ÉLECTIONS EN HONGRIE
Avril 2026
Editos/Regard de Fondemos
REGARD DE FONDEMOS
Les négociations avortées entre Washington et Téhéran, les déclarations erratiques du président Trump et la visite du vice-président Vance à Islamabad ont occupé l’essentiel de l’attention médiatique. Pourtant, à nos yeux, c’est en Hongrie que s’est peut-être joué, ce dimanche 12 avril, l’un des événements politiques les plus significatifs de l’année.
Avec un taux de participation record de 77,8 %, le plus élevé de l’histoire post-communiste du pays, les premiers résultats créditent le parti Tisza de Péter Magyar d’environ 53,5 % des suffrages, contre 37,8 % pour le Fidesz de Viktor Orbán.
Viktor Orbán, 62 ans, au pouvoir depuis 2010, a bâti ce qu’il a lui-même qualifié d’« État illibéral » lors de son discours fondateur de Băile Tușnad en 2014. Depuis, le démantèlement des institutions démocratiques hongroises constitue un cas d’école. Le Fidesz a réécrit la Constitution, redessiné les circonscriptions à son avantage, soumis la justice à un contrôle politique croissant et restructuré le paysage médiatique : le radiodiffuseur public est devenu un organe de propagande, l’essentiel des médias privés est passé sous le contrôle de proches du pouvoir, et l’Université d’Europe Centrale a été contrainte de quitter Budapest. Le score de la Hongrie dans le classement Freedom House a chuté de 20 points sur 100, faisant du pays le premier État membre de l’UE reclassé de « Libre » à « Partiellement libre ». Le Parlement européen l’a qualifié en 2022 de « régime hybride d’autocratie électorale ». À l’intérieur, le régime a mené une politique anti-LGBT+ assumée, créé un « Bureau de protection de la souveraineté » taillé sur mesure pour intimider la société civile, et engagé le retrait de la Hongrie de la Cour pénale internationale, une première pour un État membre de l’Union.

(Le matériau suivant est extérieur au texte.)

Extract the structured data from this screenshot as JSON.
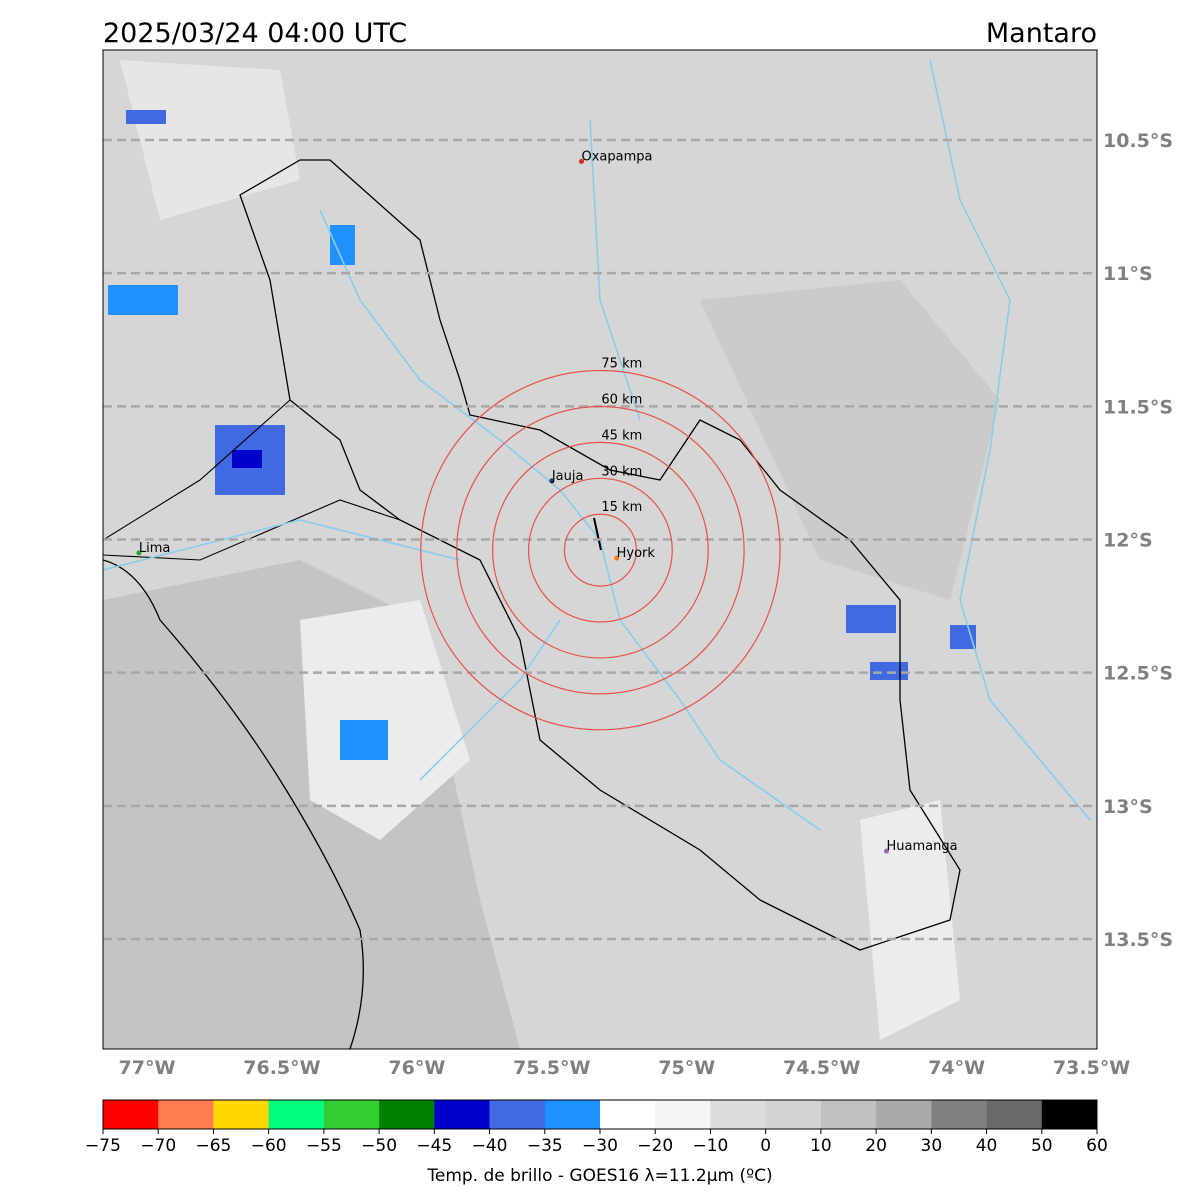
{
  "header": {
    "time": "2025/03/24 04:00 UTC",
    "region": "Mantaro"
  },
  "map": {
    "xlim": [
      -77.163,
      -73.48
    ],
    "ylim": [
      -13.913,
      -10.162
    ],
    "yticks": [
      {
        "value": -10.5,
        "label": "10.5°S"
      },
      {
        "value": -11,
        "label": "11°S"
      },
      {
        "value": -11.5,
        "label": "11.5°S"
      },
      {
        "value": -12,
        "label": "12°S"
      },
      {
        "value": -12.5,
        "label": "12.5°S"
      },
      {
        "value": -13,
        "label": "13°S"
      },
      {
        "value": -13.5,
        "label": "13.5°S"
      }
    ],
    "xticks": [
      {
        "value": -77,
        "label": "77°W"
      },
      {
        "value": -76.5,
        "label": "76.5°W"
      },
      {
        "value": -76,
        "label": "76°W"
      },
      {
        "value": -75.5,
        "label": "75.5°W"
      },
      {
        "value": -75,
        "label": "75°W"
      },
      {
        "value": -74.5,
        "label": "74.5°W"
      },
      {
        "value": -74,
        "label": "74°W"
      },
      {
        "value": -73.5,
        "label": "73.5°W"
      }
    ],
    "grid": true,
    "cities": [
      {
        "name": "Oxapampa",
        "lon": -75.39,
        "lat": -10.58,
        "color": "#d62728"
      },
      {
        "name": "Jauja",
        "lon": -75.5,
        "lat": -11.78,
        "color": "#1f3f7f"
      },
      {
        "name": "Hyork",
        "lon": -75.26,
        "lat": -12.07,
        "color": "#ff7f0e"
      },
      {
        "name": "Lima",
        "lon": -77.03,
        "lat": -12.05,
        "color": "#2ca02c"
      },
      {
        "name": "Huamanga",
        "lon": -74.26,
        "lat": -13.17,
        "color": "#9467bd"
      }
    ],
    "rings": {
      "center_lon": -75.32,
      "center_lat": -12.04,
      "color": "#e8504f",
      "radii": [
        {
          "value": 15,
          "label": "15 km"
        },
        {
          "value": 30,
          "label": "30 km"
        },
        {
          "value": 45,
          "label": "45 km"
        },
        {
          "value": 60,
          "label": "60 km"
        },
        {
          "value": 75,
          "label": "75 km"
        }
      ]
    }
  },
  "colorbar": {
    "label": "Temp. de brillo - GOES16 λ=11.2μm (ºC)",
    "bins": [
      {
        "value": -75,
        "label": "−75"
      },
      {
        "value": -70,
        "label": "−70"
      },
      {
        "value": -65,
        "label": "−65"
      },
      {
        "value": -60,
        "label": "−60"
      },
      {
        "value": -55,
        "label": "−55"
      },
      {
        "value": -50,
        "label": "−50"
      },
      {
        "value": -45,
        "label": "−45"
      },
      {
        "value": -40,
        "label": "−40"
      },
      {
        "value": -35,
        "label": "−35"
      },
      {
        "value": -30,
        "label": "−30"
      },
      {
        "value": -20,
        "label": "−20"
      },
      {
        "value": -10,
        "label": "−10"
      },
      0,
      10,
      20,
      30,
      40,
      50,
      60
    ],
    "colors": [
      "#ff0000",
      "#ff7f50",
      "#ffd700",
      "#00ff7f",
      "#32cd32",
      "#008000",
      "#0000cd",
      "#4169e1",
      "#1e90ff",
      "#ffffff",
      "#f5f5f5",
      "#dcdcdc",
      "#d3d3d3",
      "#c0c0c0",
      "#a9a9a9",
      "#808080",
      "#696969",
      "#000000"
    ]
  }
}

Sur la scène européenne, Orbán a systématiquement fait de la Hongrie un facteur de blocage institutionnel à un moment où l’UE traversait une redéfinition stratégique existentielle. Plus préoccupant encore, la Russie de Poutine – une dictature qui emprisonne ses opposants, assassine ses dissidents et mène une guerre d’agression contre un État souverain – a directement exporté ses pratiques en Hongrie. En mars 2026, des enquêtes ont révélé le déploiement par le GRU de « technologues politiques » à l’ambassade russe de Budapest pour assister la campagne de réélection d’Orbán. Des transcriptions d’échanges entre son ministre des Affaires étrangères et des officiels russes ont été publiées par un consortium de journalistes d’investigation.
Ce n’est plus un rapprochement diplomatique : c’est l’ingérence d’une dictature dans le processus électoral d’un État membre de l’Union européenne. Durant son dernier mandat, Orbán est apparu davantage comme un relais du Kremlin que comme un serviteur des intérêts hongrois.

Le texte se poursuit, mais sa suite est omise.